The next step, and I would urge you to do it this morning, is to do a review of yesterday’s meetings and identify the action items that became clear. Don’t let time pass or let this energy fade. It is too important and what didn’t happen yesterday can happen today, which is the harvesting of the fruit of the day. I look forward to seeing these action items – mainly for the product pipeline – help to refocus our yearly goals in the next few weeks.
But also I want to say that you all spent a lot of time swapping hats in your conversations yesterday. You, the editors, got to think like product people, and you, the product guys, got to think like editors. You got to think for one another and brainstorm solutions that were largely technical and aimed at enhancing or improving the website so as to retain more readers. It was very strategic. This is good, because nowadays we all really do benefit from thinking like owners in this Crossfit kind of way where we don’t just write, for example, but we also think about how it will sit on the page or be distributed and shared.
This is good, but be careful.
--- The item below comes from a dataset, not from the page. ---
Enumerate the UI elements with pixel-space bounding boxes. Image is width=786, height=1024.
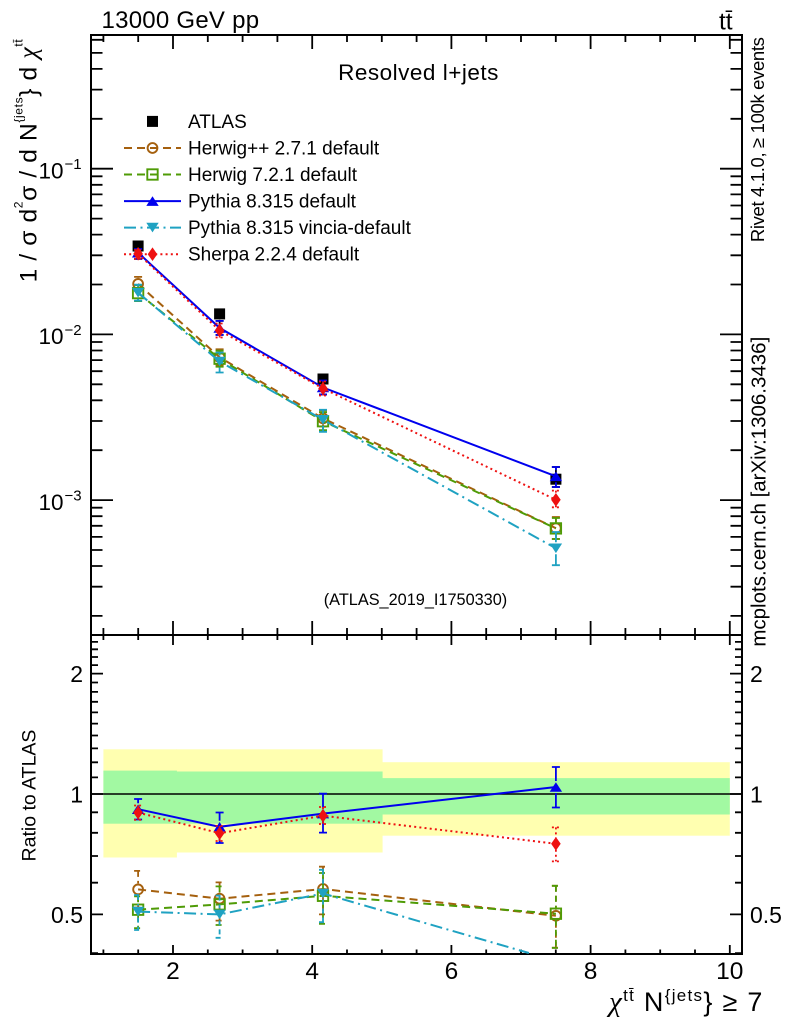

Remember that in the end of the day the single most important thing you editors can do to bring readers back and grow the audience is to write really, really well. Your super power is in creating brilliant content and there is no replacement for this. The same goes for the product team, though what they create has a different form – they need to bring their full creativity to creating an environment that flows to the readers in a powerful, unique way that will make them appreciate the whole interaction.
This is where the quality of what you do as independent departments really, really counts. In particular, in writing I think there has been a total underestimation of the power of good writing and how difficult it is to actually do. Remember when you used to pull up search returns and end up on About.com a few years ago? Total crap, right? Eventually you just avoided those sites. There used to be really cool little sites with good stuff and big sites that we just boring or aggregators playing a Google game. It’s not much better these days and there are so many sites out there that have no voice, no character and are still just crap. They make no impression. Many of these sites are now the click bait sites like Upworthy, Mashable, Buzzfeed etc and they make sense to a certain extent because there is a very real land grab going on right now that doesn’t have much to do with writing. It has to do with dominating search and social media.
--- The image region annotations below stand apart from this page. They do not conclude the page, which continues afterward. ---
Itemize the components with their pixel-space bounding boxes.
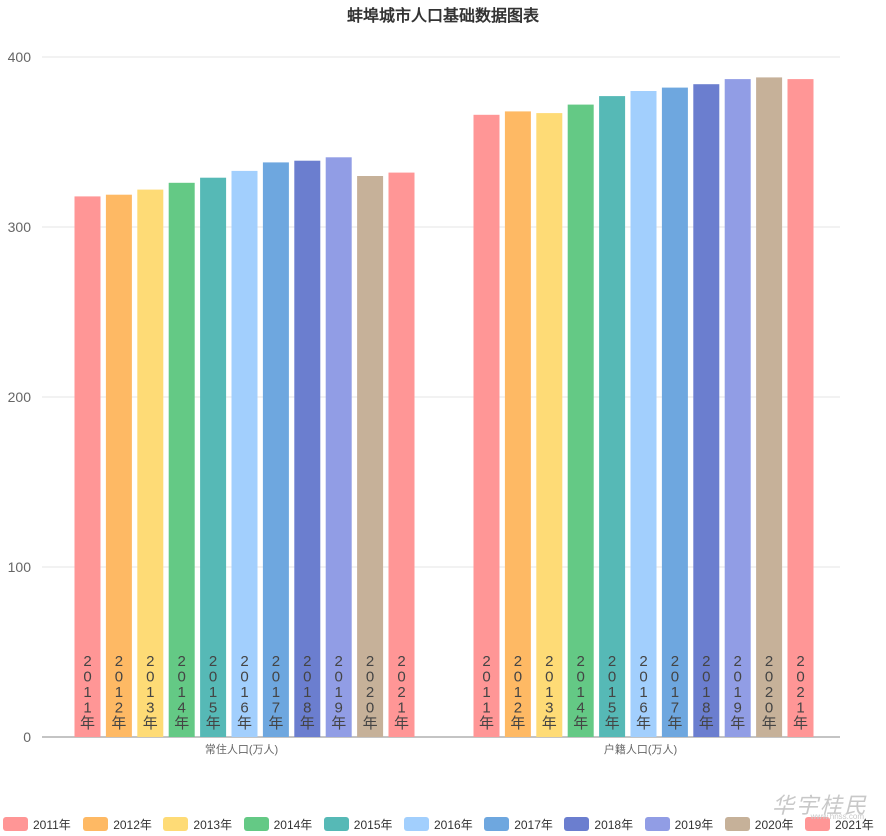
bar-2018年 [294, 160, 321, 737]
bar-2016年 [231, 170, 258, 737]
legend-item[interactable]: 2011年 [3, 812, 71, 836]
legend-item[interactable]: 2018年 [564, 812, 633, 836]
bar-2016年 [630, 91, 657, 737]
legend-swatch [83, 817, 109, 831]
bar-2019年 [325, 157, 352, 738]
bar-2020年 [756, 77, 783, 737]
legend: 2011年 2012年 2013年 2014年 2015年 2016年 2017年 2018年… [0, 812, 886, 836]
watermark-sub: www.hnss.com [810, 812, 864, 821]
legend-label: 2013年 [193, 817, 233, 832]
x-category-label: 户籍人口(万人) [604, 742, 677, 756]
bar-2020年 [357, 176, 384, 737]
bar-2012年 [105, 194, 132, 737]
bar-2021年 [787, 79, 814, 738]
bar-2011年 [473, 114, 500, 738]
y-tick-label: 200 [8, 389, 32, 405]
legend-label: 2014年 [273, 817, 313, 832]
legend-item[interactable]: 2021年 [805, 812, 874, 836]
bar-2015年 [599, 96, 626, 738]
legend-item[interactable]: 2019年 [644, 812, 714, 836]
bar-2017年 [262, 162, 289, 737]
y-tick-label: 300 [8, 219, 32, 235]
legend-label: 2011年 [33, 817, 71, 832]
legend-item[interactable]: 2016年 [404, 812, 473, 836]
legend-label: 2016年 [434, 817, 473, 832]
legend-swatch [484, 817, 510, 831]
bar-2015年 [200, 177, 227, 737]
bar-2019年 [724, 79, 751, 738]
legend-label: 2015年 [353, 817, 393, 832]
bar-2011年 [74, 196, 101, 737]
legend-item[interactable]: 2020年 [724, 812, 794, 836]
legend-swatch [805, 817, 830, 831]
legend-label: 2018年 [594, 817, 634, 832]
watermark-logo: 华宇桂民 [771, 794, 868, 819]
bar-2017年 [661, 87, 688, 738]
legend-swatch [564, 817, 590, 831]
legend-swatch [404, 817, 429, 831]
legend-item[interactable]: 2017年 [484, 812, 553, 836]
legend-item[interactable]: 2014年 [243, 812, 313, 836]
bar-2014年 [567, 104, 594, 738]
legend-label: 2019年 [674, 817, 714, 832]
bar-2018年 [693, 84, 720, 737]
y-tick-label: 400 [8, 49, 32, 65]
legend-swatch [3, 817, 28, 831]
y-tick-label: 0 [23, 729, 31, 745]
legend-swatch [323, 817, 349, 831]
legend-item[interactable]: 2013年 [163, 812, 232, 836]
legend-swatch [724, 817, 750, 831]
legend-label: 2020年 [754, 817, 794, 832]
bar-2013年 [137, 189, 164, 738]
chart-title: 蚌埠城市人口基础数据图表 [346, 8, 539, 25]
legend-swatch [163, 817, 189, 831]
x-category-label: 常住人口(万人) [205, 742, 278, 756]
y-tick-label: 100 [8, 559, 32, 575]
legend-swatch [644, 817, 670, 831]
bar-2013年 [536, 113, 563, 738]
legend-item[interactable]: 2012年 [83, 812, 152, 836]
legend-label: 2012年 [113, 817, 152, 832]
bar-2014年 [168, 182, 195, 738]
legend-label: 2021年 [835, 817, 874, 832]
legend-label: 2017年 [514, 817, 553, 832]
bar-2012年 [504, 111, 531, 737]
bar-2021年 [388, 172, 415, 738]
bar-chart: 0 100 200 300 400 常住人口(万人) 2 0 1 1 年 2 0 1 2 年 2 0 1 3 年 2 0 1 4… [8, 49, 840, 756]
legend-swatch [243, 817, 269, 831]
legend-item[interactable]: 2015年 [323, 812, 393, 836]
But this will not last forever, and I’ve always been impressed that Nick over at Gawker has been a fierce advocate for writing and his writer’s excellence from day one. No matter what you think of his sites, they have powerful, memorable writing with a real perspective on the world that you remember. That’s what brings readers back again and again, and it is what we have but never need to stop improving on. Our writing and ability to create in general – in words, picture and video – is our canvas on which to develop a strong voice and view of the world. It will be the thing that makes our readers most loyal and which makes us strong in front of a growing audience when others fade.